Comment 21 Commit Notification 2022-09-02 09:24:03 UTC
Julien Nabet committed a patch related to this issue.
It has been pushed to "libreoffice-7-4":

https://git.libreoffice.org/core/commit/ab436b8cd80e100314832ffc2ef54a91d843859f

tdf#150712: Format->Conditional->Condition 100% CPU (2nd try)

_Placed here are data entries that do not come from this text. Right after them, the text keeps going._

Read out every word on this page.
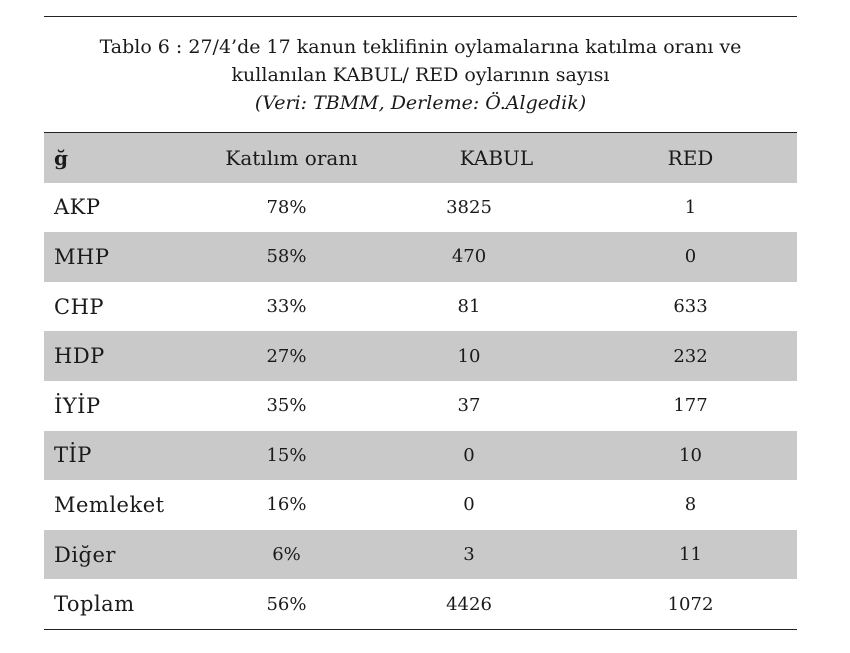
Tablo 6 : 27/4’de 17 kanun teklifinin oylamalarına katılma oranı ve
kullanılan KABUL/ RED oylarının sayısı
(Veri: TBMM, Derleme: Ö.Algedik)
ğ	Katılım oranı	KABUL	RED
AKP	78%	3825	1
MHP	58%	470	0
CHP	33%	81	633
HDP	27%	10	232
İYİP	35%	37	177
TİP	15%	0	10
Memleket	16%	0	8
Diğer	6%	3	11
Toplam	56%	4426	1072
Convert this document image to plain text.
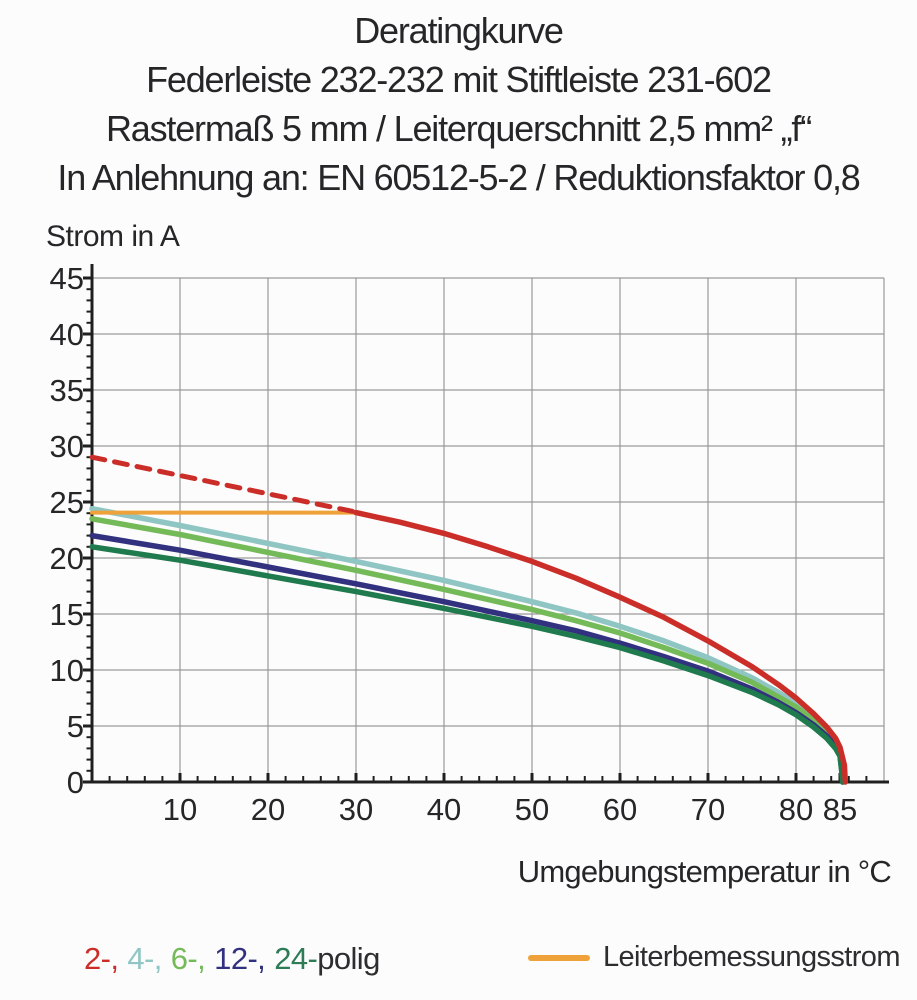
Deratingkurve
Federleiste 232-232 mit Stiftleiste 231-602
Rastermaß 5 mm / Leiterquerschnitt 2,5 mm² „f“
In Anlehnung an: EN 60512-5-2 / Reduktionsfaktor 0,8
Strom in A
10 20 30 40 50 60 70 80 85
0
5
10
15
20
25
30
35
40
45
Umgebungstemperatur in °C
2-, 4-, 6-, 12-, 24-polig	Leiterbemessungsstrom
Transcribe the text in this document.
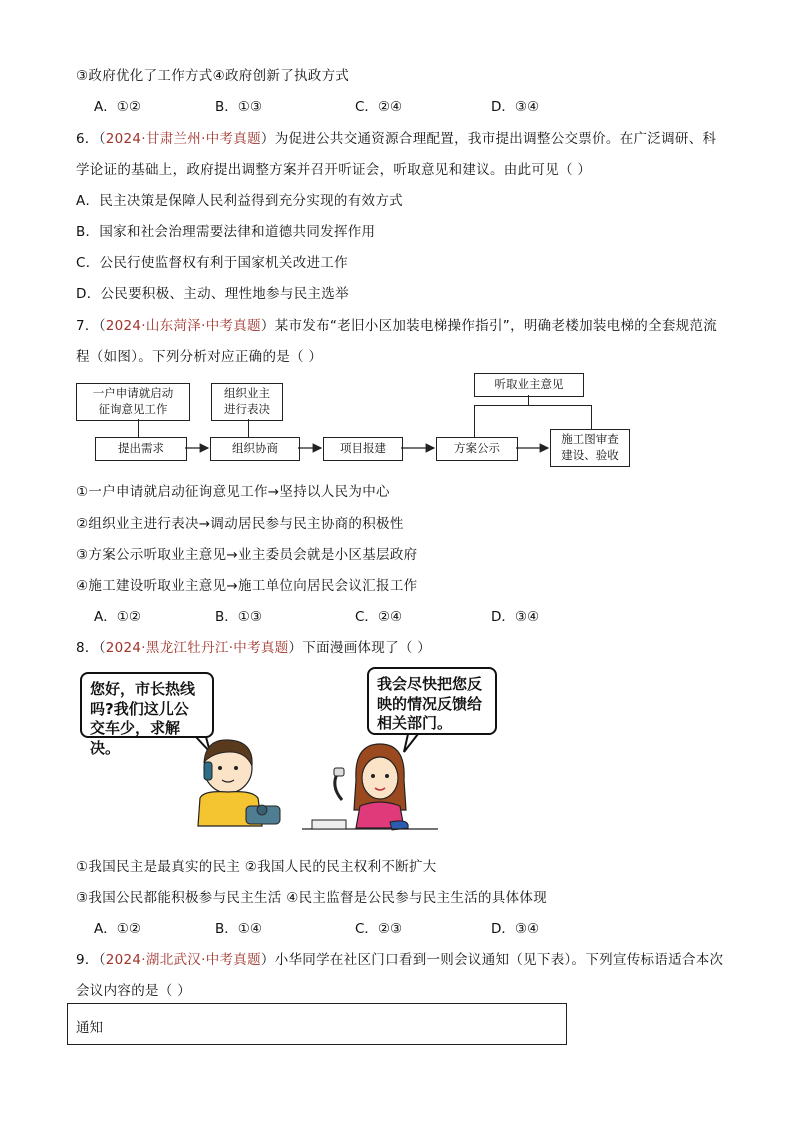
③政府优化了工作方式④政府创新了执政方式
A．①②	B．①③	C．②④	D．③④
6．（2024·甘肃兰州·中考真题）为促进公共交通资源合理配置，我市提出调整公交票价。在广泛调研、科
学论证的基础上，政府提出调整方案并召开听证会，听取意见和建议。由此可见（ ）
A．民主决策是保障人民利益得到充分实现的有效方式
B．国家和社会治理需要法律和道德共同发挥作用
C．公民行使监督权有利于国家机关改进工作
D．公民要积极、主动、理性地参与民主选举
7．（2024·山东菏泽·中考真题）某市发布“老旧小区加装电梯操作指引”，明确老楼加装电梯的全套规范流
程（如图）。下列分析对应正确的是（ ）
一户申请就启动
征询意见工作
组织业主
进行表决
听取业主意见
提出需求	组织协商	项目报建	方案公示
施工图审查
建设、验收
①一户申请就启动征询意见工作→坚持以人民为中心
②组织业主进行表决→调动居民参与民主协商的积极性
③方案公示听取业主意见→业主委员会就是小区基层政府
④施工建设听取业主意见→施工单位向居民会议汇报工作
A．①②	B．①③	C．②④	D．③④
8．（2024·黑龙江牡丹江·中考真题）下面漫画体现了（ ）
您好，市长热线
吗?我们这儿公
交车少，求解决。
我会尽快把您反
映的情况反馈给
相关部门。
①我国民主是最真实的民主 ②我国人民的民主权利不断扩大
③我国公民都能积极参与民主生活 ④民主监督是公民参与民主生活的具体体现
A．①②	B．①④	C．②③	D．③④
9．（2024·湖北武汉·中考真题）小华同学在社区门口看到一则会议通知（见下表）。下列宣传标语适合本次
会议内容的是（ ）
通知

It will be available in 7.4.2.

The patch should be included in the daily builds available at
https://dev-builds.libreoffice.org/daily/ in the next 24-48 hours. More
information about daily builds can be found at:
https://wiki.documentfoundation.org/Testing_Daily_Builds

Affected users are encouraged to test the fix and report feedback.
Comment 22 Commit Notification 2022-09-02 09:57:27 UTC
Noel Grandin committed a patch related to this issue.
It has been pushed to "master":

https://git.libreoffice.org/core/commit/b392d0a25e229f305497ab5f9f084b71b24cc387

tdf#150712 reduce cost of SharedString::getString

It will be available in 7.5.0.

The patch should be included in the daily builds available at
https://dev-builds.libreoffice.org/daily/ in the next 24-48 hours. More
information about daily builds can be found at:
https://wiki.documentfoundation.org/Testing_Daily_Builds

Affected users are encouraged to test the fix and report feedback.
Comment 23 Julien Nabet 2022-09-02 10:35:45 UTC
On pc Debian x86-64 with master sources updated today, the dialog appears right away.
It's thanks to Noel's patch so unassign myself and put Noel instead.

Thank you Noel!

I cherry-picked for review on 7.4 branch these:
https://gerrit.libreoffice.org/c/core/+/139186
https://gerrit.libreoffice.org/c/core/+/139210

Let's put this one to FIXED now.
Comment 24 Commit Notification 2022-09-13 21:09:01 UTC
Noel Grandin committed a patch related to this issue.
It has been pushed to "libreoffice-7-4":

https://git.libreoffice.org/core/commit/4cef3204e011b235b807d26ddb3c901690b633ff

tdf#150712 limit the dialog to only a sample of the data

It will be available in 7.4.2.

The patch should be included in the daily builds available at
https://dev-builds.libreoffice.org/daily/ in the next 24-48 hours. More
information about daily builds can be found at:
https://wiki.documentfoundation.org/Testing_Daily_Builds

Affected users are encouraged to test the fix and report feedback.